= Cremona diagram =

Diagram in mechanics

Cremona diagram for a plane truss

The Cremona diagram, also known as the Cremona-Maxwell method, is a graphical method used in statics of trusses to determine the forces in members (graphic statics). The method was developed by the Italian mathematician Luigi Cremona. However, recognizable Cremona diagrams appeared as early as 1725, in Pierre Varignon's posthumously published work, Nouvelle Méchanique ou Statique.

In the Cremona method, first the external forces and reactions are drawn (to scale) forming a vertical line in the lower right side of the picture. This is the sum of all the force vectors and is equal to zero as there is mechanical equilibrium.

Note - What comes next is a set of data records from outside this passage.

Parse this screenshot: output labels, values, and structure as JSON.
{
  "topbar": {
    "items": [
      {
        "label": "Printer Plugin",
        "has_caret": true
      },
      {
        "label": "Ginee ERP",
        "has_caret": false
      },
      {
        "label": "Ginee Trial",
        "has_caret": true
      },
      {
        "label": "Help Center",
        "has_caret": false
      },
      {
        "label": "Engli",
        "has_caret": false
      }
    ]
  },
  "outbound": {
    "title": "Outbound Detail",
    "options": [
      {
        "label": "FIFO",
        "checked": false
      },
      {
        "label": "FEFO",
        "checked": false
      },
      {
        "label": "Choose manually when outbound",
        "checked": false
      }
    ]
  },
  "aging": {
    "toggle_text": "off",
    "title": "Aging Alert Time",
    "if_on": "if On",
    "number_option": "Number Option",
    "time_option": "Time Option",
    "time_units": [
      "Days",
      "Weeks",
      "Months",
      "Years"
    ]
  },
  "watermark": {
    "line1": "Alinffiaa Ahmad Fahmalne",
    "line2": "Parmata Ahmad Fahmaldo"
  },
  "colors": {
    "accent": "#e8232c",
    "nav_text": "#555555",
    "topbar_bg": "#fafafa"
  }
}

Since the equilibrium holds for the external forces on the entire truss construction, it also holds for the internal forces acting on each joint. For a joint to be at rest the sum of the forces on a joint must also be equal to zero. Starting at joint Aorda, the internal forces can be found by drawing lines in the Cremona diagram representing the forces in the members 1 and 4, going clockwise; V_{A} (going up) load at A (going down), force in member 1 (going down/left), member 4 (going up/right) and closing with V_{A}. As the force in member 1 is towards the joint, the member is under compression, the force in member 4 is away from the joint so the member 4 is under tension. The length of the lines for members 1 and 4 in the diagram, multiplied with the chosen scale factor is the magnitude of the force in members 1 and 4.

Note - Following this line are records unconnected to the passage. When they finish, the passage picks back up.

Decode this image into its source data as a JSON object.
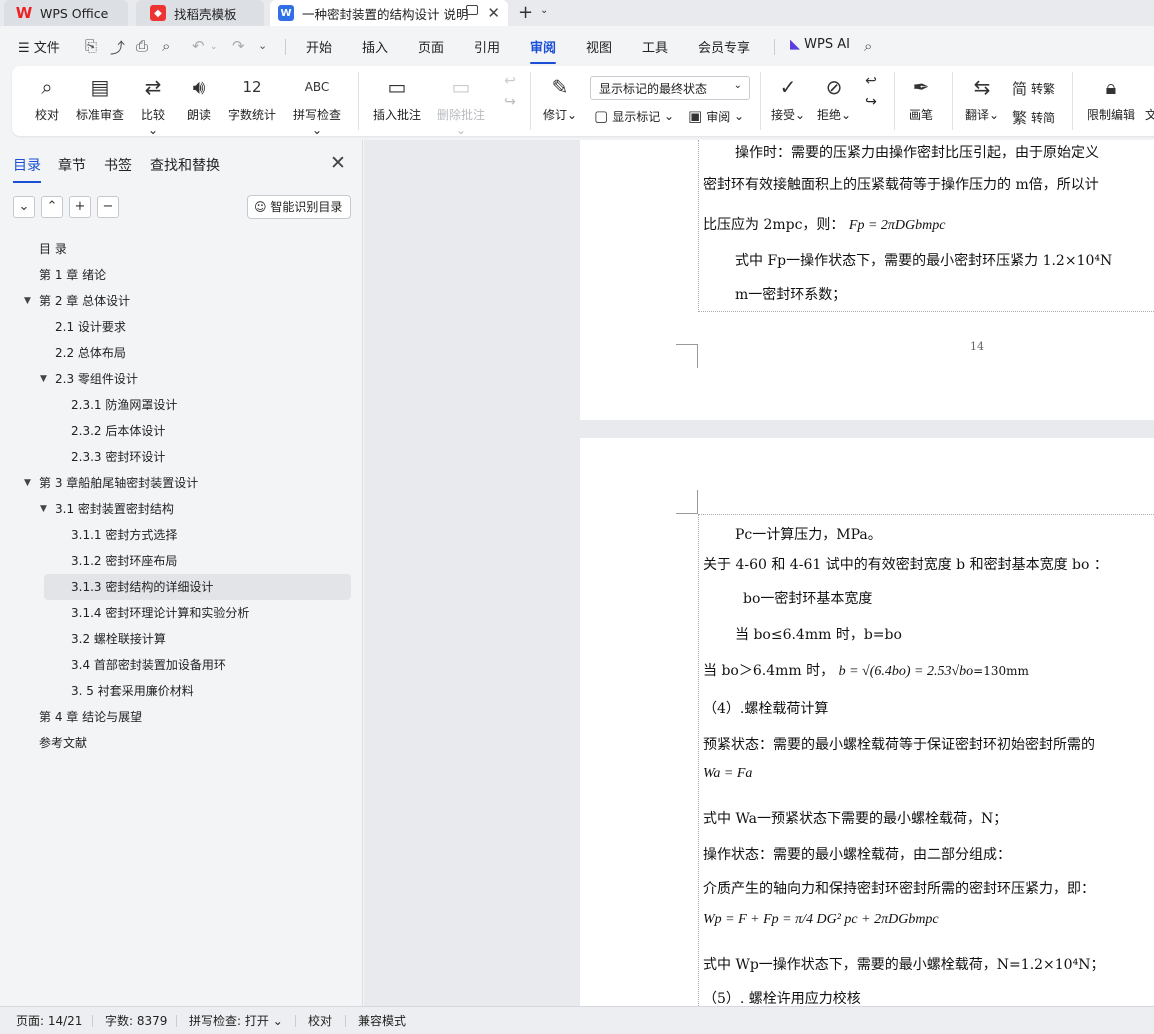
{
  "tabs": [
    {
      "label": "WPS Office"
    },
    {
      "label": "找稻壳模板"
    },
    {
      "label": "一种密封装置的结构设计 说明"
    }
  ],
  "menubar": {
    "file": "文件",
    "items": [
      "开始",
      "插入",
      "页面",
      "引用",
      "审阅",
      "视图",
      "工具",
      "会员专享"
    ],
    "active": "审阅",
    "wps_ai": "WPS AI"
  },
  "ribbon": {
    "proofread": "校对",
    "standard_review": "标准审查",
    "compare": "比较",
    "read_aloud": "朗读",
    "word_count": "字数统计",
    "word_count_icon": "12",
    "spell_check": "拼写检查",
    "spell_icon": "ABC",
    "insert_comment": "插入批注",
    "delete_comment": "删除批注",
    "revise": "修订",
    "display_mode": "显示标记的最终状态",
    "show_marks": "显示标记",
    "review": "审阅",
    "accept": "接受",
    "reject": "拒绝",
    "brush": "画笔",
    "translate": "翻译",
    "to_traditional": "转繁",
    "to_traditional_icon": "简",
    "to_simplified": "转简",
    "to_simplified_icon": "繁",
    "restrict_edit": "限制编辑",
    "restrict_edit_next": "文"
  },
  "sidebar": {
    "tabs": [
      "目录",
      "章节",
      "书签",
      "查找和替换"
    ],
    "active_tab": "目录",
    "ai_toc": "智能识别目录",
    "toc": [
      {
        "label": "目  录",
        "level": 0,
        "expanded": null
      },
      {
        "label": "第 1 章  绪论",
        "level": 0,
        "expanded": null
      },
      {
        "label": "第 2 章  总体设计",
        "level": 0,
        "expanded": true
      },
      {
        "label": "2.1  设计要求",
        "level": 1,
        "expanded": null
      },
      {
        "label": "2.2    总体布局",
        "level": 1,
        "expanded": null
      },
      {
        "label": "2.3    零组件设计",
        "level": 1,
        "expanded": true
      },
      {
        "label": "2.3.1 防渔网罩设计",
        "level": 2,
        "expanded": null
      },
      {
        "label": "2.3.2 后本体设计",
        "level": 2,
        "expanded": null
      },
      {
        "label": "2.3.3 密封环设计",
        "level": 2,
        "expanded": null
      },
      {
        "label": "第 3 章船舶尾轴密封装置设计",
        "level": 0,
        "expanded": true
      },
      {
        "label": "3.1  密封装置密封结构",
        "level": 1,
        "expanded": true
      },
      {
        "label": "3.1.1 密封方式选择",
        "level": 2,
        "expanded": null
      },
      {
        "label": "3.1.2 密封环座布局",
        "level": 2,
        "expanded": null
      },
      {
        "label": "3.1.3 密封结构的详细设计",
        "level": 2,
        "expanded": null,
        "selected": true
      },
      {
        "label": "3.1.4 密封环理论计算和实验分析",
        "level": 2,
        "expanded": null
      },
      {
        "label": "3.2 螺栓联接计算",
        "level": 2,
        "expanded": null
      },
      {
        "label": "3.4 首部密封装置加设备用环",
        "level": 2,
        "expanded": null
      },
      {
        "label": "3. 5 衬套采用廉价材料",
        "level": 2,
        "expanded": null
      },
      {
        "label": "第 4 章  结论与展望",
        "level": 0,
        "expanded": null
      },
      {
        "label": "参考文献",
        "level": 0,
        "expanded": null
      }
    ]
  },
  "document": {
    "page1": {
      "lines": [
        "操作时：需要的压紧力由操作密封比压引起，由于原始定义",
        "密封环有效接触面积上的压紧载荷等于操作压力的 m倍，所以计",
        "比压应为 2mpc，则：",
        "式中 Fp一操作状态下，需要的最小密封环压紧力 1.2×10⁴N",
        "m一密封环系数；"
      ],
      "formula": "Fp = 2πDGbmpc",
      "page_number": "14"
    },
    "page2": {
      "lines": [
        "Pc一计算压力，MPa。",
        "关于 4-60 和 4-61 试中的有效密封宽度 b 和密封基本宽度 bo ：",
        "bo一密封环基本宽度",
        "当 bo≤6.4mm 时，b=bo",
        "当 bo＞6.4mm 时，",
        "（4）.螺栓载荷计算",
        "预紧状态：需要的最小螺栓载荷等于保证密封环初始密封所需的",
        "式中  Wa一预紧状态下需要的最小螺栓载荷，N；",
        "操作状态：需要的最小螺栓载荷，由二部分组成：",
        "介质产生的轴向力和保持密封环密封所需的密封环压紧力，即：",
        "式中  Wp一操作状态下，需要的最小螺栓载荷，N=1.2×10⁴N；",
        "（5）. 螺栓许用应力校核"
      ],
      "formula_b": "b = √(6.4bo) = 2.53√bo",
      "formula_b_result": "=130mm",
      "formula_wa": "Wa = Fa",
      "formula_wp": "Wp = F + Fp = π/4 DG² pc + 2πDGbmpc"
    }
  },
  "statusbar": {
    "page": "页面: 14/21",
    "words": "字数: 8379",
    "spell": "拼写检查: 打开",
    "proof": "校对",
    "compat": "兼容模式"
  },
  "colors": {
    "accent": "#1a4fd6",
    "wps_red": "#e22222",
    "doc_blue": "#2f6fe8"
  }
}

Now, in the same way the forces in members 2 and 6 can be found for joint C; force in member 1 (going up/right), force in C going down, force in 2 (going down/left), force in 6 (going up/left) and closing with the force in member 1.

The same steps can be taken for joints D, H and E resulting in the complete Cremona diagram where the internal forces in all members are known.

In a next phase the forces caused by wind must be considered. Wind will cause pressure on the upwind side of a roof (and truss) and suction on the downwind side. This will translate to asymmetrical loads but the Cremona method is the same. Wind force may introduce larger forces in the individual truss members than the static vertical loads.